Using the boolean indexing with a sample data worked fine, but as I increased the size of the data, the computing time is getting exponentially long (example below). Anyone knows a way to increase the speed of that particular boolean indexer ?
import pandas as pd
import numpy as np
a = pd.date_range('2019-01-01', '2019-12-31',freq = '1T')
b = np.random.normal(size = len(a), loc = 50)
c = pd.DataFrame(index = a, data = b, columns = ['price'])
1500 rows:
z = c.head(1500)
z[z.index.map(lambda x : 8 <= x.hour <= 16 ) & z.index.map(lambda x : x.weekday() < 5 )]
CPU times: user 149 ms, sys: 8.71 ms, total: 158 ms Wall time: 157 ms
5000 rows:
z = c.head(5000)
z[z.index.map(lambda x : 8 <= x.hour <= 16 ) & z.index.map(lambda x : x.weekday() < 5 )]
CPU times: user 14.1 s, sys: 9.07 s, total: 23.2 s Wall time: 23.2 s
I tried with z = c.head(10000)
but it's taking more than 15 minutes to comput so i stopped... The size of the data I want to use that indexer on is about 30000 rows.
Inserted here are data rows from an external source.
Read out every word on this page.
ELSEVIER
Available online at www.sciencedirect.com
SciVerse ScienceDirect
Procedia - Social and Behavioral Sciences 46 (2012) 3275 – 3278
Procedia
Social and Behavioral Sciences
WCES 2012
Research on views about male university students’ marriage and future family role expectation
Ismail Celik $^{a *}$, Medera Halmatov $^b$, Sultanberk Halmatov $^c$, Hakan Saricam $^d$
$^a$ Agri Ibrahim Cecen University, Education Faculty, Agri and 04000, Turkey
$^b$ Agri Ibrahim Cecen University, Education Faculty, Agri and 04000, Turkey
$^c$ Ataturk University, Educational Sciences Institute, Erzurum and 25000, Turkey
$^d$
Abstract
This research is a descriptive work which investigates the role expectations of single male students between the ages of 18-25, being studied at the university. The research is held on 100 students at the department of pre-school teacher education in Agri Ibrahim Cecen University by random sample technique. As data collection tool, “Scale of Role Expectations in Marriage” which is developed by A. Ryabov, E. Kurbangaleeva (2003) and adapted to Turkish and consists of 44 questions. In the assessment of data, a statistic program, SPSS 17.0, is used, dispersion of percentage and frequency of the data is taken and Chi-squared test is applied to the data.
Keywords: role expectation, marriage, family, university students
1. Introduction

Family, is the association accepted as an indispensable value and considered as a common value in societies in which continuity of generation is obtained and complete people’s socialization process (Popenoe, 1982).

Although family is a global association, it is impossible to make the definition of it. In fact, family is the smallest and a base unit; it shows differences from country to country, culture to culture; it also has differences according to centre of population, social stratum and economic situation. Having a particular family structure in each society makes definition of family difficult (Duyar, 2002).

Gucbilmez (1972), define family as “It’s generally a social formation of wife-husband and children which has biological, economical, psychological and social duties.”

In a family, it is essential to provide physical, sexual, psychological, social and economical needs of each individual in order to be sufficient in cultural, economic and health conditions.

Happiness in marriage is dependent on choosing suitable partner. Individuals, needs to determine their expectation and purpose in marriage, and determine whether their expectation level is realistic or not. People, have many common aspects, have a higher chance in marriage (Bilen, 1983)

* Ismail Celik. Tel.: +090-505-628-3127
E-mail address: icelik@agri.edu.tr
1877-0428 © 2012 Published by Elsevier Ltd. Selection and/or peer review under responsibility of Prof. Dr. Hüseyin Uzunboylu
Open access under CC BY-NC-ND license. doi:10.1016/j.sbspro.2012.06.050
The reason this does not work fast is because you perform a mapping with a lambda
expression, so that means that for each item, a function call will be made. This is typically not a good idea if you want to process data in "bulk". You can speed this up with:
hour = z.index.hour
z[(8 <= hour) & (hour <= 16) & (z.index.weekday < 5)]
With z = c
(so a total of 524'161 rows), we get the following timings:
>>> z = c
>>> timeit(lambda: z[(8 <= z.index.hour) & (z.index.hour <= 16) & (z.index.weekday < 5)], number=100)
11.825318349001464
So this runs in a total of ~118 milliseconds per run.
When we use the first 5'000 rows, we get:
>>> z = c.head(5000)
>>> timeit(lambda: z[(8 <= z.index.hour) & (z.index.hour <= 16) & (z.index.weekday < 5)], number=100)
0.1542488380218856
So this runs in 1.5 milliseconds per run.